The DVD and CD soundtrack are available at DoneTheImpossible.com and at
Amazon.com.
Meanwhile, though, if you haven't seen Firefly and Serenity because they're
"sci-fi," you're functioning at about the level of those who haven't seen the
Emma Thompson Sense & Sensibility because it's a "chick flick" or who won't
see the latest two Harry Potter films because they "promote Satanism." Get
over your biases, open your minds, and inject yourself with some of the best,
most intelligent, and most emotionally compelling storytelling there is.
*
For those wondering why I didn't mention the Oscars in the week before the
Academy Awards, it's because I cannot remember a year in my life when I was
less impressed with the films that are regarded as "in contention" for awards.
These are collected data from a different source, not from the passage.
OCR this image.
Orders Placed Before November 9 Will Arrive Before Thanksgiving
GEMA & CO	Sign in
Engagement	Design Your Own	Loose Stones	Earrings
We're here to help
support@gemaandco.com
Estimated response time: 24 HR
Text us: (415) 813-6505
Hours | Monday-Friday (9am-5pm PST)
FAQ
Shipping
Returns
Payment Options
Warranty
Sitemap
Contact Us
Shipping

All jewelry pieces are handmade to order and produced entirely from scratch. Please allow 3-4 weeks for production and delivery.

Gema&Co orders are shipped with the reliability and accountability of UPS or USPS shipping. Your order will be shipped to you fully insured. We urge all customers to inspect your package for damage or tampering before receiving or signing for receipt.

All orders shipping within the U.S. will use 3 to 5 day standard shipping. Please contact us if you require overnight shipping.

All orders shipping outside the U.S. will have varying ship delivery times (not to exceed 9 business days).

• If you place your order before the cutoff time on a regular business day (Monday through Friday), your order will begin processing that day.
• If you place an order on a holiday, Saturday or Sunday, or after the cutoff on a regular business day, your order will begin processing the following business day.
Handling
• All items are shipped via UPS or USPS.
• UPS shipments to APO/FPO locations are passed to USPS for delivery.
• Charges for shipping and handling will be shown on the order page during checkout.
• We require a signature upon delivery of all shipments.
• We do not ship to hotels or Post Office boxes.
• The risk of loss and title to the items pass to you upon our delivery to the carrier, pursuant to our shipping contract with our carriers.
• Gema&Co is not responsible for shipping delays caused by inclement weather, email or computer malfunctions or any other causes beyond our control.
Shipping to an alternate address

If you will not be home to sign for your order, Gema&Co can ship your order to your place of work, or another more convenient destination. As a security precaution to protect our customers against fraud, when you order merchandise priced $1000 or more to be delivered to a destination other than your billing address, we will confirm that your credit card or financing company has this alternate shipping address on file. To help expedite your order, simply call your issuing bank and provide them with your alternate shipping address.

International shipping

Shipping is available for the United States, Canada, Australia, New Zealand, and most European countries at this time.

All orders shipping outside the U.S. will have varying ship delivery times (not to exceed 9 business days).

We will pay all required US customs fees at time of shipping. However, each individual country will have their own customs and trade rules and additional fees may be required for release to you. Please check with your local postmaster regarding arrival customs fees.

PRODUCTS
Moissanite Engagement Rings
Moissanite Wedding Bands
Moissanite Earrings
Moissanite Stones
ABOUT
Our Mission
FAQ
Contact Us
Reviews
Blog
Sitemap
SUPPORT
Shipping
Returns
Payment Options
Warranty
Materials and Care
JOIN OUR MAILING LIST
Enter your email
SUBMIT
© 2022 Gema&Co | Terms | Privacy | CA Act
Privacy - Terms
We will still be having our annual Oscar Party, but for me, it will be for the
entertainment value of Ellen DeGeneres as host and the sport of mocking the
speeches and laughing at the costumes.
*
Meanwhile, my production of The Taming of the Shrew continues this week
at Southern Virginia University in Buena Vista. Starting at 7:30 p.m. on
Thursday, Friday, and Saturday (22, 23, and 24 February), with an admission
charge of $5.00 per person (family rates available), this is my adaptation of the
Shakespearean script. We keep the Shakespearean language, but translate the
jokes and the views on marriage into terms more accessible to the modern
audience.
The result is a show that is fast and funny and truthful and ironic and
irreverent all at once. It runs 2 hours and twenty minutes, with the entire
Christopher Sly section not only uncut but added to. I can promise that you've
never seen The Taming of the Shrew like this -- and I believe it's closer to what
Shakespeare's audiences experienced than any production in the last couple of
centuries.
For those who can't make the three-hour trip from Greensboro (up I-81 from
Roanoke), you can at least check out the script online at www.hatrack.com to
see what I changed. What you'll miss, though, are some extraordinarily
talented actors giving an unforgettable performance.